I am deliberately not publishing attack methods here. The specific techniques are attack uplift, and the README keeps demonstration content out of source for the same reason. What is safe and genuinely useful to share is the validation discipline, because most people doing LLM red-teaming get this part wrong and it is the part that decides whether a finding survives triage.

The trap: a working prompt feels like a finding

You craft a prompt, the target complies, and it feels like you won. You haven’t. You found one point in a space. The model may have complied because of that exact phrasing, that one objective, the temperature, the moon. A model-safety program does not pay for a single lucky completion. It pays for an attack that generalizes, a template that works across objectives it has never seen. The gap between those two claims is statistics, and you have to do the statistics before you write the report, not after.

Split objectives, search on train, test on holdout

The procedure is the same one a careful ML practitioner uses to avoid fooling themselves. Take a standardized objective set (the framework loads HarmBench, 510 behaviors across seven semantic categories). Split deterministically, 70% train, 30% holdout, with a fixed seed so the split is reproducible. Develop and search your candidate template only against the train half. Then apply the frozen template to every held-out objective and score each one.

python

result = await validate_universal(
    candidate=claim,             # a frozen template, not tuned on holdout
    dataset=dataset,             # 510 behaviors
    target=target,               # an authorized adapter
    judge=judge,                 # independent of attacker and target
    train_frac=0.7,
    judge_threshold=0.7,         # what counts as a hit
    significance_level=0.05,     # binomial p-value cap
    null_baseline=0.05,          # assumed baseline noise rate
)
# result.holdout_rate, result.p_value, result.is_universal

The number that matters is the held-out success rate, and crucially its significance. The harness runs a one-sided binomial test against the null hypothesis that your true success rate is just the baseline noise (here 5%). If the held-out hits are so many that p drops below 0.05, you can claim the result isn’t luck. A high holdout rate with a non-significant p-value is not a finding. A modest rate that is overwhelmingly significant might be.
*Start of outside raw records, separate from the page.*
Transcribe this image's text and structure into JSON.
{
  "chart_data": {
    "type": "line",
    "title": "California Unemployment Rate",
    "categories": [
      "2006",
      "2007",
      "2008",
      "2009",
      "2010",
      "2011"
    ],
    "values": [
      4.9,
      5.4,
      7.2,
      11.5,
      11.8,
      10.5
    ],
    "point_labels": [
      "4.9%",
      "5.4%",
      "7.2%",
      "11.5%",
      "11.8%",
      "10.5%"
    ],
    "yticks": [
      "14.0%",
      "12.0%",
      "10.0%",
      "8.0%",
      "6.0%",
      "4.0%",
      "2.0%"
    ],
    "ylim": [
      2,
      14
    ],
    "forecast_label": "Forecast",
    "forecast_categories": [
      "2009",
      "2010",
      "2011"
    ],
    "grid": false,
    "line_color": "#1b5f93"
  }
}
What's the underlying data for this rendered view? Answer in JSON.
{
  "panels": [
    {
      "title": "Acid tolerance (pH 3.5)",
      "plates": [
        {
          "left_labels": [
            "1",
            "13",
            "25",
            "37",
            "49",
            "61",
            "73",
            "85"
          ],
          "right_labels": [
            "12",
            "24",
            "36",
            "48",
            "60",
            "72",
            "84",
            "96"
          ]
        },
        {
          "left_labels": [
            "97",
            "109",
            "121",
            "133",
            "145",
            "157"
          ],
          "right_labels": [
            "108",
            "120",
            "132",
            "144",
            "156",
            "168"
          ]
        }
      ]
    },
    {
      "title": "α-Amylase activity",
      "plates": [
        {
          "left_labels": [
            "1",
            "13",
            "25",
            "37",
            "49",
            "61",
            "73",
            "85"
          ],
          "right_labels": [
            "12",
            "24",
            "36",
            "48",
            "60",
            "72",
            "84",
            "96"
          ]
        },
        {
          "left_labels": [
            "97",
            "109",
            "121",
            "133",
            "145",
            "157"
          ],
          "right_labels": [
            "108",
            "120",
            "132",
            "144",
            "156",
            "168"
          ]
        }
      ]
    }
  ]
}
Why the judge has to be independent

A scoring mistake quietly invalidates everything above. The cardinal sin is letting the model under attack score its own responses, which produces sycophantic agreement and a meaningless number. DiaxiInject uses three independent tiers and never lets the target be the grader.

Three judges that disagree are far more trustworthy than one that agrees with itself. The weighting (rules and classifier lighter, rubric heavier) reflects that the rubric understands nuance and the cheap tiers catch the obvious cases.

Authorization is a design constraint, not a checkbox

None of this matters if the harness can fire at a target you aren’t allowed to touch. Every target adapter is gated by a YAML scope file that defaults to authorized: false, and the gate fails closed: a missing acknowledgement line also refuses. A typo, an autocomplete slip, or an autonomous agent’s bad decision cannot produce traffic against a third-party LLM API. You flip the flag to true only after you have read the rules, been accepted, and signed whatever the program requires. The framework treats “did we have permission” as a code invariant, not a promise.

The one thing to take away

Universality is a statistical claim, so prove it like one. Freeze the template, hold out objectives the template never saw, grade with judges that aren’t the victim, and report a p-value, not a vibe. Do that and your finding reads like research. Skip it and you have a screenshot of one lucky completion, which is what triagers close as not demonstrated.